ATO crackdown on depreciation claims

Tuesday, 20 September, 2005 - 22:00

The Australian Taxation Office is launching a crackdown on one of the most lucrative tax breaks for investors by tightening the depreciation rules on residential investment properties.

According to published ATO figures, last year around 1.4 million taxpayers declared total rental income of $15.2 billion and claimed rental deductions of $17.8 billion. More worryingly for the ATO, while rental income was up by about 12 per cent on the previous year, rental deductions claimed increased by 19.5 per cent.

After tightening tax rulings in respect to depreciation in 2004, the ATO has been increasing its compliance activity to ensure taxpayers are using depreciation in line with the law.

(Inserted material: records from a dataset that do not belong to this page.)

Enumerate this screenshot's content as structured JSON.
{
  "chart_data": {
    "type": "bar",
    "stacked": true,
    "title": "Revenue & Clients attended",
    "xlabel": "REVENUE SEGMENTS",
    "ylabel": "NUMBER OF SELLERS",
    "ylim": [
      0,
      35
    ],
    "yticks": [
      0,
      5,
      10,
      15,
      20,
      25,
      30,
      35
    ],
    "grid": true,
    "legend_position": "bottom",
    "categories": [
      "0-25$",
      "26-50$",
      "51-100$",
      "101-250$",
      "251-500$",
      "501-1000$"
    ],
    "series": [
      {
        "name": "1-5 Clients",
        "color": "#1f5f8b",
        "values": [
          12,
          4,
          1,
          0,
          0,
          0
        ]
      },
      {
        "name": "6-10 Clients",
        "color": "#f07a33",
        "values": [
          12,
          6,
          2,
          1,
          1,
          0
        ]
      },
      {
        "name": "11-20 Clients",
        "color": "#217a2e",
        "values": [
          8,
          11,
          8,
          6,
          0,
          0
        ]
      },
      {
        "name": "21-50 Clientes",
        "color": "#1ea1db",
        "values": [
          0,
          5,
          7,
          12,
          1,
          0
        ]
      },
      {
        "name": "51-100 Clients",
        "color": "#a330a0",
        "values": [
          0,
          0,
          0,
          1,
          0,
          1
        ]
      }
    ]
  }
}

CAST Depreciation Services managing director Scott Watters told WA Business News that, with the ATO focus on this area, investors needed the best advice and had to keep comprehensive records when buying and selling an investment property and for all rental income and expenses.

“For those with investment properties, there is a big spectrum for depreciation – some people get their accountants to do it and some people do it themselves, but it does pay to have the right people inspect the property and collate the right information,” Mr Watters said.

“Quantity surveyors are recognised by the ATO as being best placed to prepare depreciation schedules.

“With the ATO clearly outlining its intentions, property investors would be well served by having a report prepared by a reputable depreciation service provider.”

Mr Watters said another key area of concern was where rental deductions were over-claimed, including the incorrect calculation of capital allowances and claiming initial repairs and capital outgoings as expenses.

Apex Property Consulting director Nicola Woodward said that during the past four to five years, the ATO had been getting more interested in deductions claimed by residential property investors.

“Tax rulings have put new rules in place for what people can claim, and the ATO is making sure people use those rules properly and don’t claim things for investment properties that they aren’t allowed to,” Ms Woodward said.

She warned there were a number of companies taking advantage of the crackdown by the ATO, offering depreciation services.

“There are companies taking advantage of this, and there isn’t really any regulation over who can provide services, but we recommend that an AQIS or an RICS quantity surveyor goes to the property and does a tax depreciation schedule,” Ms Woodward said.

“People should also make sure they get a tax depreciation schedule done not only when they acquire property, but update it if they have spent capital on the property over the year,” she added.

This year the ATO expects to conduct around 6,000 risk reviews, which should lead to 3,600 audits of high-risk cases.